Heaney also uses words and phrases that can have double meanings. The most obvious example is when the speaker says, “In the porch I met my father crying” which leaves it to the reader’s imagination whether the speaker is crying, the father is crying, or both (4). In the next line, he says, “And Big Jim Evans saying it was a hard blow” (5). At first, this appears to explain only why the father is crying. However, later in the poem when he is looking at his brother’s body and says, “Wearing a poppy bruise on his left temple,/ He lay in the four foot box as in his cot./ No gaudy scars, the bumper knocked him clear” it is apparent that his younger brother also took a hard blow when a car hit him (19-21). The title of the poem itself, “Mid-Term Break,” also has more than one meaning. Although such breaks are usually thought of as a respite from school and studies, in this case the break is not a scheduled one, giving the title a darker meaning.

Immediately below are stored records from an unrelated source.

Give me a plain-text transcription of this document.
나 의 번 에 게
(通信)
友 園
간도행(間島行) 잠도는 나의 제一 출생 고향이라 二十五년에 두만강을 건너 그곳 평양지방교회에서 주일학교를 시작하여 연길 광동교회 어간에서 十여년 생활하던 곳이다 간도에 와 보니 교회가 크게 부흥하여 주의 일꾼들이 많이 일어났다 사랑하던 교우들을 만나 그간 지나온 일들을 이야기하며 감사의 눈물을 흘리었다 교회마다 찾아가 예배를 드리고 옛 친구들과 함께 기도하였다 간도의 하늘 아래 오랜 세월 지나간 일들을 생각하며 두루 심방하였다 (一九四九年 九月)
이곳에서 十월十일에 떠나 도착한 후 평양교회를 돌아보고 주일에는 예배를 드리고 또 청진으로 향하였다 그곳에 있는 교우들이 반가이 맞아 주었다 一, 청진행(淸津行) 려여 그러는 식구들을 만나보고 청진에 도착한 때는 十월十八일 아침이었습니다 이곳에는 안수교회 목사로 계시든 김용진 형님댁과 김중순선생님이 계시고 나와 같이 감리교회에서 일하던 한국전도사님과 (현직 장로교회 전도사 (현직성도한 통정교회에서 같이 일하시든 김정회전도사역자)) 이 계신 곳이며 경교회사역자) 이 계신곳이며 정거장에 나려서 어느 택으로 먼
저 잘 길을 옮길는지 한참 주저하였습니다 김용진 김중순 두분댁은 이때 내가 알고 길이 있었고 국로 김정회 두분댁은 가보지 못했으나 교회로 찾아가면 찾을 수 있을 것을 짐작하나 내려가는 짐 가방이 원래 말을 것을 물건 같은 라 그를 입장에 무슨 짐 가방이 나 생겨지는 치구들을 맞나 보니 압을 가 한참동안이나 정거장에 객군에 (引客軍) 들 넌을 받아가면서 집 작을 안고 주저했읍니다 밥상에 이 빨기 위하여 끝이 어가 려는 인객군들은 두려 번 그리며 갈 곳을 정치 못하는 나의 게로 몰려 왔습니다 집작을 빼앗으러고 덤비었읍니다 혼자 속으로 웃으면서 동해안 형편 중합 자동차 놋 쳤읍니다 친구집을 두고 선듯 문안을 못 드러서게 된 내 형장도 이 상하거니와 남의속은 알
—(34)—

Because, as Heaney wrote in his poem “Fosterage,” description is revelation, visual and audible imagery contrasts offer insight into the conflict the boy feels between denial and acceptance concerning his brother’s death. Seeing his father cry although he never cries, hearing the laughing baby as people mourn, having his hand shaken by his elders, and seeing his brother lay in silence are all unusual things the speaker observes that oppose what he normally expects to see. The poem resolves the conflict between denial and acceptance as they speaker finally views his brother in his coffin. The speaker feels the contrast between life and death and can now accept the reality of what has happened. As a poet, contrast is important to Heaney. In his interview, he said, “I had had some notion that modern poetry was so far beyond the likes of me – there was Eliot and so on – so I got this thrill out of trusting my own background” (Randall and Heaney 14). If the poem is not autobiographical, Heaney certainly witnessed similar situations in his own life. By taking an ordinary situation from his own background and showing the contrasts in the situation to the reader, using sound, and figurative language, Heaney makes the moment extraordinary.
Works Cited
Allison, Jonathan. “’Friendship’s Garland’ and the Manuscripts of Seamus Heaney’s ‘Fosterage.’” The Yearbook of English Studies 35 (2005): 58-71.
Heaney, Seamus. “Mid-Term Break.” The Norton Introduction to Literature. Norton: PUBLICATION DATE. Print. PAGE NUMBER(S).
Randall, James and Heaney, Seamus. “An Interview with Seamus Heaney.” Ploughshares 5.3 (1979): 7-22.